In The Supreme Court

Jody Lee Haselden, as Personal Representative of the Estate of Carolyn H. Hill, deceased, Respondent,


S. Perry Davis, M.D., Petitioner.


Appeal From Sumter County
Alexander S. Macaulay, Circuit Court Judge

Opinion No. 25613
Heard April 2, 2002 - Filed March 24, 2003


Charles E. Hill and Teresa A. Arnold, both of Turner, Padget, Graham & Laney, of Columbia, for Petitioner.

Larry C. Brandt and Leslie Jay Shayne, of Walhalla, for Respondent.

Gray T. Culbreath, of Collins & Lacy, of Columbia, for Amicus Curiae South Carolina Defense Trial Attorneys Association.

George R. Burnett, of Columbia, for Amicus Curiae The South Carolina Department of Health and Human Services.

JUSTICE WALLER: We granted a writ of certiorari to review the Court of Appeals’ opinion in Haselden v. Davis, 341 S.C. 486, 534 S.E.2d 295 (Ct. App. 2000). We affirm.


These are wrongful death and survival actions brought by the estate of Carolyn Hill (Hill), who died of breast cancer in 1994. The complaints alleged her treating physician, Petitioner S. Perry Davis, M.D. (Davis), was negligent in failing to timely read a suspicious mammogram, which had been performed on Hill in November 1991. As a result, Hill’s breast cancer was not diagnosed until June 1993, by which time it had metastasized into her lymph nodes. [1]

At trial, the court allowed introduction of $77,905.21 in medical expenses billed to Hill.

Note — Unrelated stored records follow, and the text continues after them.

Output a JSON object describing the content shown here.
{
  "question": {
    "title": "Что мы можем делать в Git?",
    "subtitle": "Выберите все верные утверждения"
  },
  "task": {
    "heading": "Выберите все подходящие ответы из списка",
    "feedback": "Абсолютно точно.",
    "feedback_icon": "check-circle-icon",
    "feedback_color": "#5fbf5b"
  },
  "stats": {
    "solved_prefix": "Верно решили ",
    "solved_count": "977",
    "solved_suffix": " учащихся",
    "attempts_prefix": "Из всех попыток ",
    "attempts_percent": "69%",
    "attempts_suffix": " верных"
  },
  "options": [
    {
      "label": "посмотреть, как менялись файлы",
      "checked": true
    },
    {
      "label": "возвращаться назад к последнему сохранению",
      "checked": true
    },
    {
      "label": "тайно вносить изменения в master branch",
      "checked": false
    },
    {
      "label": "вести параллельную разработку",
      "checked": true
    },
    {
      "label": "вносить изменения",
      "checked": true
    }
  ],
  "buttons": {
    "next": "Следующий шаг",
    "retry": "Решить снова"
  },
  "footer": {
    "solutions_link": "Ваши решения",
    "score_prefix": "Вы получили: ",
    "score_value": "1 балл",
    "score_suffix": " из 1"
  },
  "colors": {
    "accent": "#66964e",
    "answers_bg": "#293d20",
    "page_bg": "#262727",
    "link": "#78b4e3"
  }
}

Davis argued that only those amounts actually paid by Medicaid should be admitted into evidence, for a total of $24,109.04. The difference between the "billed" amounts and the amounts actually "paid" by Medicaid, totaled $51,620.59. The jury awarded a total of $1,082,103.71 to Hill's statutory beneficiaries and $1,000,000.00 to her estate. The Court of Appeals affirmed.


Is evidence of amounts billed by a treating physician admissible to establish a medical malpractice plaintiff’s damages, where the plaintiff is a Medicaid patient who is not liable for any amounts billed in excess of the amount paid by Medicaid?


Davis argues the trial court should have limited Hill’s recovery for medical expenses to those amounts actually paid by Medicaid. We disagree. We find both the amount of the Medicaid payment and the amount billed by Doctor Davis were admissible [2] to establish the amount of Hill’s damages. [3]

A plaintiff in a personal injury action seeking damages for the cost of medical services provided to him as a result of a tortfeasor's wrongdoing is entitled to recover the reasonable value of those medical services, not necessarily the amount paid. 22 Am. Jur. 2d Damages, § 198 (1988). Although the amount paid may be relevant in determining the reasonable value of those services, the trier of fact must look to a variety of other factors in making such a finding. Among those factors to be considered by the jury are the amount billed to the plaintiff, and the relative market value of those services. Kashner v. Geisinger Clinic, 638 A.2d 980 (Pa. 1994). Clearly, the amount actually paid for medical services does not alone determine the reasonable value of those medical services. Nor does it limit the finder of fact in making such a determination. Id., citing D. Dobbs, Handbook on the Law of Remedies § 8.1, at 543 (1973) ("The measure of recovery is not the cost of services ... but their reasonable value.... [R]ecovery does not depend on whether there is any bill at all, and the tortfeasor is liable for the value of medical services even if they are given without charge, since it is their value and not their cost that counts."); Restatement (Second) of Torts § 924 comment f (1979) ("The value of medical services made necessary by the tort can ordinarily be recovered although they have created no liability or expense to injured person, as when a physician donates his services."). See also Ellsworth v. Schelbrock, 611 N.W.2d 764 (Wis. 2000)(noting that test is the reasonable value, not the actual charge).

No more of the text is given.